Teve o sobretudo retirado, o frio cortou-lhe a pele. O vestido fora rasgado, mostrando o torso desnudo da mulher. A saia fora levantada para que o seus agressores vissem o que havia escondido embaixo delas. Sorrisos e gargalhadas se misturavam ao som do choro da mulher, ao som dos xingamentos. Levou um tapa na cara, um chute quando fora solta. Mais tapas e mais pontapés. A pobrezinha não conseguiu contar todos ao fim.
Tivera a sua honra arrancada uma, duas, três, quatro vezes. Até que todos os homens que a cercaram estivessem satisfeitos; sentia o sangue escorrer e manchar o parte da saia fina do vestido azulado que ganhava tons escarlates. Ouviu coisas que nenhuma mulher merece ouvir, mas ainda ouviu que era bonito, quis morrer, pela segunda vez pensou em tirar a vida, teve seu corpo violado pois era bonito mesmo que estivesse sendo pega por não acreditarem que era mulher.

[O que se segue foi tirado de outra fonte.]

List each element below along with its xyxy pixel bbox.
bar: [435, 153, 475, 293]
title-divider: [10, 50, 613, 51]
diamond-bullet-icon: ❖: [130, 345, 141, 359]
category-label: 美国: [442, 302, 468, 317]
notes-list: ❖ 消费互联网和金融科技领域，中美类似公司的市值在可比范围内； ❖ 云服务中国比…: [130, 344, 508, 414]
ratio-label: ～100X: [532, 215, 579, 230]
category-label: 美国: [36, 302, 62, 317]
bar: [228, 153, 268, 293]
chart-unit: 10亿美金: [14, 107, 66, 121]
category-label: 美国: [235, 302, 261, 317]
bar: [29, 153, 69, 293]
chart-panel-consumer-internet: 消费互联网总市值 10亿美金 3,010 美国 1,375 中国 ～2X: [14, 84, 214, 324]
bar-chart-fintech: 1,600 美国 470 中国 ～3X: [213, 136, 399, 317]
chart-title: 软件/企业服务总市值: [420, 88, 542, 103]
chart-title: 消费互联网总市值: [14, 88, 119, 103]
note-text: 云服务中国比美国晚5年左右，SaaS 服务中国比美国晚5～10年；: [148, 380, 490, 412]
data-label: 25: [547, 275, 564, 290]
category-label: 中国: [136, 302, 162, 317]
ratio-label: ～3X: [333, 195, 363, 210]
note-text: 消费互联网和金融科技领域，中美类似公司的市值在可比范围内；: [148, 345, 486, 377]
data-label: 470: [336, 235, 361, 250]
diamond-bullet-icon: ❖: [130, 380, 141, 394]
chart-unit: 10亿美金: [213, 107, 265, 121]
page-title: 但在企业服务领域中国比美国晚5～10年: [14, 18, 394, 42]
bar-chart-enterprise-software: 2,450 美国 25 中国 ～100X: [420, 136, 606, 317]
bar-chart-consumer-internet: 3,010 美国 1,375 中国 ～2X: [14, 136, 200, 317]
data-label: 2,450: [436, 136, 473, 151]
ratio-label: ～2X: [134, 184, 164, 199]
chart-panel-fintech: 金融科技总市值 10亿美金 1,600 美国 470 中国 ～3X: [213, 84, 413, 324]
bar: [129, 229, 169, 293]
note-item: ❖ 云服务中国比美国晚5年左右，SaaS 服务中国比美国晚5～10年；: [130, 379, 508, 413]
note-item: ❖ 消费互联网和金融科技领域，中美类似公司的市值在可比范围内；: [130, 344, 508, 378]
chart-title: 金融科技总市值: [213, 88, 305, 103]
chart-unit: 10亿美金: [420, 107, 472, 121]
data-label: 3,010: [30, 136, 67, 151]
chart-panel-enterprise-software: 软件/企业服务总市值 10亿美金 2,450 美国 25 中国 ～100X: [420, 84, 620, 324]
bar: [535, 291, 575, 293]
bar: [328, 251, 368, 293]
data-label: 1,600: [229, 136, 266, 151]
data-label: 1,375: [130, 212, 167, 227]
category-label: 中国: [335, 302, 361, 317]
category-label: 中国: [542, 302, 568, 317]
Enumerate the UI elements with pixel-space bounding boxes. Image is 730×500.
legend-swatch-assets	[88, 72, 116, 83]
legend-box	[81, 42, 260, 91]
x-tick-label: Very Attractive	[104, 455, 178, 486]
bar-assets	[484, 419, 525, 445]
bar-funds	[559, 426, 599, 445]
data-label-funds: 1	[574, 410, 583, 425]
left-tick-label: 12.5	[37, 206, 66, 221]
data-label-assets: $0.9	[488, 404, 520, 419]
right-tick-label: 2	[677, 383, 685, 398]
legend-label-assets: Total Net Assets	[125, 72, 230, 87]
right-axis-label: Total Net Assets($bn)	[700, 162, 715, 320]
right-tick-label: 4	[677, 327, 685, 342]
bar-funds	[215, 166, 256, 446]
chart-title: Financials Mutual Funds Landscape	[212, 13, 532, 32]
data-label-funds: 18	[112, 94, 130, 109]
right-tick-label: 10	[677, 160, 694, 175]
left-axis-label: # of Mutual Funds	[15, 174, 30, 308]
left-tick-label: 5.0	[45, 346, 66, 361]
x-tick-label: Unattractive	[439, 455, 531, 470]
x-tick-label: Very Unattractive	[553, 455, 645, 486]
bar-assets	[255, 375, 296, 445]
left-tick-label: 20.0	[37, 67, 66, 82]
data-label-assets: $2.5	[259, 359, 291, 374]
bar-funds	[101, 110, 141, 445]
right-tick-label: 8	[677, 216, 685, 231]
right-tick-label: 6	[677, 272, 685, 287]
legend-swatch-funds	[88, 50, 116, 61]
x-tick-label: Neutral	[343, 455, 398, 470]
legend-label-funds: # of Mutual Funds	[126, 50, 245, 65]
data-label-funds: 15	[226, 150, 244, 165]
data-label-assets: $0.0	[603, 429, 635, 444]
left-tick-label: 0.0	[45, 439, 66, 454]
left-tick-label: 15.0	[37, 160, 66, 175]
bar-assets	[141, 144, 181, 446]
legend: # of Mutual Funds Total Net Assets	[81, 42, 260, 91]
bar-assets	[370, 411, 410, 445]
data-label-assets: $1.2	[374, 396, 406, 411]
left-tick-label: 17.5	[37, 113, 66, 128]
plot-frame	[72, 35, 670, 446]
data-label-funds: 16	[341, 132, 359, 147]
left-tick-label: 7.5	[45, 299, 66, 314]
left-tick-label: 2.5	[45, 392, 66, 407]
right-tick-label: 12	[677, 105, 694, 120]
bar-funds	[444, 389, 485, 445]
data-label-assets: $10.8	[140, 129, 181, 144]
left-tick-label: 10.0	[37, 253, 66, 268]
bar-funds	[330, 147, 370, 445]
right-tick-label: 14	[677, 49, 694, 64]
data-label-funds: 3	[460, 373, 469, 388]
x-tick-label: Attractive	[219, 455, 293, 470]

Os homens saíram satisfeitos, depois de mancharem a face bem maquiada da mulher com esperma. Saíram como se nada tivesse acontecido, como se não tivessem juntos machucado alguém.
A consciência de Suho demorou a ir embora. Ela via a chuva cair em seu corpo e pensava o que as pessoas achariam se a achassem ali, estava quase nua e exposta, quando sentiu um braço em torno de si.
Chorando pediu para que este novo homem não a machucasse mais, e ele não o fez. Carregou a dama em meio a chuva, cobrindo seu corpo com o próprio casaco até um hospital, onde ela foi internada.